Phacopida is an order of trilobites that lived from the Late Cambrian to the Late Devonian. It is made up of a morphologically diverse assemblage of taxa in three related suborders.

Characteristics

Image:Phacops and Walliserops.jpg|left|thumb|Reconstruction of Phacops and Walliserops
Phacopida had 8 to 19 thoracic segments and are distinguishable by the expanded glabella, short or absent preglabellar area, and schizochroal or holochroal eyes. Schizochroal eyes are compound eyes with up to around 700 separate lenses. Each lens has an individual cornea which extended into a rather large sclera.
The development of schizochroal eyes in phacopid trilobites is an example of post-displacement paedomorphosis. The eyes of immature holochroal Cambrian trilobites were basically miniature schizochroal eyes. In Phacopida, these were retained, via delayed growth of these immature structures, into the adult form.
Eldredgeops rana and Dalmanites limulurus are two of the best-known members of this order.
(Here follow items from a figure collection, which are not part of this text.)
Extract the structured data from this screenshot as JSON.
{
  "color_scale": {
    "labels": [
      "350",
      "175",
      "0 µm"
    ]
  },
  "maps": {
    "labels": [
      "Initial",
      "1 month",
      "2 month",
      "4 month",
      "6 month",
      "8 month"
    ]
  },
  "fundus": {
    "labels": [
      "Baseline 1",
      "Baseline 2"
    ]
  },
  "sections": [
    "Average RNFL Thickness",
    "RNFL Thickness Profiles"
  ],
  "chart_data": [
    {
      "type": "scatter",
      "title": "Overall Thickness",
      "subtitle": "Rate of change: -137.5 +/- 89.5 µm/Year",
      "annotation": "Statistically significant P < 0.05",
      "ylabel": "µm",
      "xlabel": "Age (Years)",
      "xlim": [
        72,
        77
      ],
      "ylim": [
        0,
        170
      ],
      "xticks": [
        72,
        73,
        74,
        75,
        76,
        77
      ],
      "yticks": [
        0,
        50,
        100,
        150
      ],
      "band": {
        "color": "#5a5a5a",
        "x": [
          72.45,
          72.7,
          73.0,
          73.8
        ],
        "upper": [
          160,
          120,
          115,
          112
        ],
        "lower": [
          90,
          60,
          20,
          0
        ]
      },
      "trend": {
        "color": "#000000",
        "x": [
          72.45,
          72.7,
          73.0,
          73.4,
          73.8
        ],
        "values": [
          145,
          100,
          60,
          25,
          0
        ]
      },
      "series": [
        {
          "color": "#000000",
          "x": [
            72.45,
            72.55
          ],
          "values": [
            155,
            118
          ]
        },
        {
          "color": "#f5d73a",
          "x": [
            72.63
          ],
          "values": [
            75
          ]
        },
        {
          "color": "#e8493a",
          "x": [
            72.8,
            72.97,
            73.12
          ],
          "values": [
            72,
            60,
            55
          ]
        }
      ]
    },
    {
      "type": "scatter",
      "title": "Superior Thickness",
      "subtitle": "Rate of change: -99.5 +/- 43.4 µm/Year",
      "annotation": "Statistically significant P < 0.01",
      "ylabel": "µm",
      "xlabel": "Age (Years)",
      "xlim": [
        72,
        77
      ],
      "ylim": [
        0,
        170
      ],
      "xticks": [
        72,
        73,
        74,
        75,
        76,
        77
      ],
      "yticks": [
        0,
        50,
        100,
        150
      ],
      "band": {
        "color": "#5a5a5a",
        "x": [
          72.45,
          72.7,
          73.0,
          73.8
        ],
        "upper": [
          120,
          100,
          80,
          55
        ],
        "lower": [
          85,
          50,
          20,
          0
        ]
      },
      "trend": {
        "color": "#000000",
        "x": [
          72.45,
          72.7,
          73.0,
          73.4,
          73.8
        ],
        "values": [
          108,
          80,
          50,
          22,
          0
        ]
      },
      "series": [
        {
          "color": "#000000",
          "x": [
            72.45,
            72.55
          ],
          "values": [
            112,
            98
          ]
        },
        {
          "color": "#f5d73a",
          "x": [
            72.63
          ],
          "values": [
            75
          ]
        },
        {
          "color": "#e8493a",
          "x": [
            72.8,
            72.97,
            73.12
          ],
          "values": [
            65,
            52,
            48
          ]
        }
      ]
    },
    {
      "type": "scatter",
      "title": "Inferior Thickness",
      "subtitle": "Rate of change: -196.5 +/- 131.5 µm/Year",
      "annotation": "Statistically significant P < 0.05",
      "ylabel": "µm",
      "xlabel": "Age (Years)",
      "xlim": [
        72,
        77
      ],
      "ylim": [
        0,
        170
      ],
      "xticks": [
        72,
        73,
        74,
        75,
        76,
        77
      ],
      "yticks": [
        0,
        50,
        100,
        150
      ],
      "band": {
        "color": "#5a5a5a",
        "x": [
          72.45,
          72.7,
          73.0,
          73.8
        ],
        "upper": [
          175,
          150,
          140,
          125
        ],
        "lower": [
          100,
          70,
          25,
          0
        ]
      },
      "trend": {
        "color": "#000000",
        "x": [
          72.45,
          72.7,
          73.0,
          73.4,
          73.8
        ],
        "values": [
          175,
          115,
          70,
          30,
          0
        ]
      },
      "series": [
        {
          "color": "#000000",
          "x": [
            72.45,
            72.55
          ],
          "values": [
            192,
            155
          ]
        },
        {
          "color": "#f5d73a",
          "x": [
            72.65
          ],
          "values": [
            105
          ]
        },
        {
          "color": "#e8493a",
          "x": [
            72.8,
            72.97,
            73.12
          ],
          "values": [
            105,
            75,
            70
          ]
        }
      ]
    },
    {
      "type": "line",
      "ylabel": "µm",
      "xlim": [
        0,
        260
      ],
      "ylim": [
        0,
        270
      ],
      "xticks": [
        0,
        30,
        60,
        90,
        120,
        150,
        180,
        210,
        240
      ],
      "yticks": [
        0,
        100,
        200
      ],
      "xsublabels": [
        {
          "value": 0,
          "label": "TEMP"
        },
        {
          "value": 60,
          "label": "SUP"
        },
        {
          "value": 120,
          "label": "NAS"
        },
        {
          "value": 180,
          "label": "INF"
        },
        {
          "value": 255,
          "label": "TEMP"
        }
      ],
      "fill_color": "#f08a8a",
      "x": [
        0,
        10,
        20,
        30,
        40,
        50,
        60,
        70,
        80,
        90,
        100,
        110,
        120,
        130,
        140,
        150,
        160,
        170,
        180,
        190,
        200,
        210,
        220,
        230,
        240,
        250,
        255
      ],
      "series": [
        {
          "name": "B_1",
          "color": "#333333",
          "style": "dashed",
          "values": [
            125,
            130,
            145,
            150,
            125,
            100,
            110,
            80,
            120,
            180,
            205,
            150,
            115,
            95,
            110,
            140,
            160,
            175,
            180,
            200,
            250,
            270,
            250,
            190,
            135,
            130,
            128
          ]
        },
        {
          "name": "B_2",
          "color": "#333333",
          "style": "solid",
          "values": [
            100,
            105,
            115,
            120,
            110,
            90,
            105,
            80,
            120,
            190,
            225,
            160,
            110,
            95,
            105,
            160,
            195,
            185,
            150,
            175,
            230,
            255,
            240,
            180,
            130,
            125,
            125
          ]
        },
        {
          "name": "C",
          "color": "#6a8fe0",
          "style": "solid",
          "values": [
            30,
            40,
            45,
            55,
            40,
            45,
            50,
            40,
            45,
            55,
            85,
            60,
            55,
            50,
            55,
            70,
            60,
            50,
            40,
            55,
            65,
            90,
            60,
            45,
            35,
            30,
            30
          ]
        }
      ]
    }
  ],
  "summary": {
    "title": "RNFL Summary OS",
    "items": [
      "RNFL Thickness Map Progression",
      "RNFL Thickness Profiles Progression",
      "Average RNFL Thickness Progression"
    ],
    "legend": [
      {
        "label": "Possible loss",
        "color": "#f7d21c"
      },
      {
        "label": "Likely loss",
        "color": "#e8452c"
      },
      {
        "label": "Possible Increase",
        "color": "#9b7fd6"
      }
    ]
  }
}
Other known phacopids include Cheirurus, Deiphon, Calymene, Flexicalymene and Ceraurinella.

Evolution

The origin of the order Phacopida is uncertain. It comprises three suborders which share a distinctive protaspis with three pairs of spines on its body. The Cheirurina and Calymenina retain a rostral plate but in virtually all Phacopina the free cheeks are yoked as a single piece. This sort of similarity in development suggests phylogenetic unity. The suborder Calymenina is the most primitive of the Phacopida order and shares some characteristics with the order Ptychopariida, though it is not included in the subclass Librostoma.
Phacopida was one of only two trilobite orders to survive the Kellwasser event at the Frasnian-Famennian boundary. However, they would die out soon afterwards at the Hangenberg event at the end of the Famennian.